I still remember where I was when I heard about the Merrimack Valley natural gas explosions. Still new to Massachusetts, I had to excuse myself from my college dining hall conversation and resort to Google Maps to figure out if my sister lived in the danger zone. We were lucky – my twin wasn’t among the more than 50,000 people who were displaced when a failure in natural gas infrastructure triggered a string of explosions and fires that devastated the region and killed a teenager.
Unfortunately, that didn’t mean either of us were safe from the toxic impact of fossil fuels.
Fossil Fuel Disasters Are Deadly for the Environment and for People
As nightmarish as it was, the Merrimack Valley catastrophe doesn’t rank among the worst fossil fuel disasters even in recent memory. Fossil fuels like oil, gas, and coal are combustible, toxic, and absolutely everywhere, posing a danger to those who work with them and those who use them – which covers just about everyone in the United States.
The Exxon Valdez spill famously devastated an entire coast, with brutal ripple effects ranging from hundreds of thousands of dead seabirds to Alaskan Indigenous tribes losing their subsistence hunting and gathering traditions. In 2010, the Deepwater Horizon oil rig explosion killed 11 people and released so much oil into the Gulf of Mexico that sticky balls of tar fouled beaches for years after. The same year, a coal mine explosion in West Virginia killed 29 workers.
These stories aren’t outliers. Data are hard to come by, but between 1968 and 2011, fossil fuel accidents claimed the lives of almost 5,000 Americans and uncountable wildlife.
Fossil Fuel Pollution Is Dangerous, Too
While catastrophic explosions capture headlines, fossil fuel pollution is a quieter and more dangerous killer. Air pollution kills more than 100,000 Americans every year. Not all of that pollution is from fossil fuels, but another study found that coal alone accounts for an average of 43,000 deaths per year in the U.S. For communities near busy, congested streets, tailpipe pollution from gas-powered cars can lead to elevated risks of asthma, heart attacks, strokes, and more.
Fossil Fuels Hurt Some Communities More Than Others
Historically, fossil fuel companies have mostly built their most hazardous infrastructure in lower-income communities of color, which have less power to fight back. These plants, terminals, refineries, and more have an outsized negative impact on the most vulnerable populations. When the facilities release toxic fumes, leak dangerous chemicals into the groundwater, or break down in more spectacular ways, it’s not the mostly wealthy white facility owners who suffer as a result.
The people with the riskiest jobs in the fossil fuel industry – the coal miners, oil rig workers, and people with similar positions – are more likely to be working class as well. Whether they’re developing black lung from coal mining jobs, braving horrendous working conditions on oil rigs, or falling victim to one of the many disasters described above, the fossil fuel industry is a brutal place to work.
And all of these terrible impacts of fossil fuels don’t include what’s likely the most dangerous impact of them all – climate change, which is overheating the planet and raising sea levels.
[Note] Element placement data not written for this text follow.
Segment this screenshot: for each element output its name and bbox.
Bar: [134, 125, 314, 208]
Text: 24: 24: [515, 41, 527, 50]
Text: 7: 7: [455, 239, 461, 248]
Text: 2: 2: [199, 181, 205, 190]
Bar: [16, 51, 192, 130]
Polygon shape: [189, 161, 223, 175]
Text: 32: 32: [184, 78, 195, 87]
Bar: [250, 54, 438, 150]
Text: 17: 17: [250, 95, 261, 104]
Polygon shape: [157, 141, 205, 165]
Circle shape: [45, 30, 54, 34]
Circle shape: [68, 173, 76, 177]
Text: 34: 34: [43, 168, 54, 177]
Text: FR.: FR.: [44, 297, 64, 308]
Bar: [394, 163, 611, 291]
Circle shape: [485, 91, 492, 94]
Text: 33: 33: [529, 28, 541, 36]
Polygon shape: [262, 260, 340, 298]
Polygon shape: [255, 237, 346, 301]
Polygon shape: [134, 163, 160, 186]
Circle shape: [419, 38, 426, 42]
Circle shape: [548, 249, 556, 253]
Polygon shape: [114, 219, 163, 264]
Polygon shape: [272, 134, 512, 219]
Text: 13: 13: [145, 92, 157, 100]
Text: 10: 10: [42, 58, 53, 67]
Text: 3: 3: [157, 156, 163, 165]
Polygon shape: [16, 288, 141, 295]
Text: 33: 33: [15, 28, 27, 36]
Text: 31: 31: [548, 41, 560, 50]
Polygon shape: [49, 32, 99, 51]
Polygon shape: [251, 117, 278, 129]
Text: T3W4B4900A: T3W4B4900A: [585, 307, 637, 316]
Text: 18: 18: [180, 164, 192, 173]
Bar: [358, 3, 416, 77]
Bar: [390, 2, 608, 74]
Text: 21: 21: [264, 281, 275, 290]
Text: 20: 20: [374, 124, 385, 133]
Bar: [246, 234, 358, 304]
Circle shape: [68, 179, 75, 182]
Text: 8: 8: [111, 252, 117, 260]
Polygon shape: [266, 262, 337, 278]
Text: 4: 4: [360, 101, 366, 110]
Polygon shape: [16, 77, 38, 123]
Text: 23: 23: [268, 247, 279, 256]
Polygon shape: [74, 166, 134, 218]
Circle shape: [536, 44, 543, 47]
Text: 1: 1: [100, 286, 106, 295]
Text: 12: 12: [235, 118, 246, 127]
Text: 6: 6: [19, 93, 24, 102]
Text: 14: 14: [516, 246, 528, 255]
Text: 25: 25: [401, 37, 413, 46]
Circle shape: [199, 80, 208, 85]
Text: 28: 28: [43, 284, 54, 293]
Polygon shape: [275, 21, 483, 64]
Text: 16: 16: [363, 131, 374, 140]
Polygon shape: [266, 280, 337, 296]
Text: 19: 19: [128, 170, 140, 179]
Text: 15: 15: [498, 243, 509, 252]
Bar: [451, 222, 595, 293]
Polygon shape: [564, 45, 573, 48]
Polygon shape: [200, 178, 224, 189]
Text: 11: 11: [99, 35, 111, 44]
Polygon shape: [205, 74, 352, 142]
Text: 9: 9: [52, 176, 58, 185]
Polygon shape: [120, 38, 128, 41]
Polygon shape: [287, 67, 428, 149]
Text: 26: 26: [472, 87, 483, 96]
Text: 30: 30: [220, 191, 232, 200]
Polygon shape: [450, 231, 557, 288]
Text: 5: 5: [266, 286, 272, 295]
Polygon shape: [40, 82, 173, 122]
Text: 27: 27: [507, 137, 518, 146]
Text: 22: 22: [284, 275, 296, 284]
Renewable Energy Offers Hope
Recently, a turbine blade broke and fell off an offshore wind turbine that was part of the Vineyard Wind project. Debris from the blade has washed ashore on nearby beaches and temporarily halted tourism. Vineyard Wind must move forward with transparency, accountability, and a commitment to preventing any incident like this in the future.
While this is unequivocally a harm to the environment, it also plainly pales in comparison to the damage done by fossil fuels. No one was killed or even injured in the incident. There’s no evidence that marine life has been harmed. This was the first incident of its kind in New England’s growing offshore wind infrastructure.
This accident signals a need for ongoing caution, not a U-turn. Fossil fuel infrastructure puts people and communities in obvious peril. Clean energy isn’t perfect – no source of energy is – but it’s a clear and enormous improvement on what we have. Even beyond countering the deadly threat of climate change, an equitable transition to renewable energy will save lives.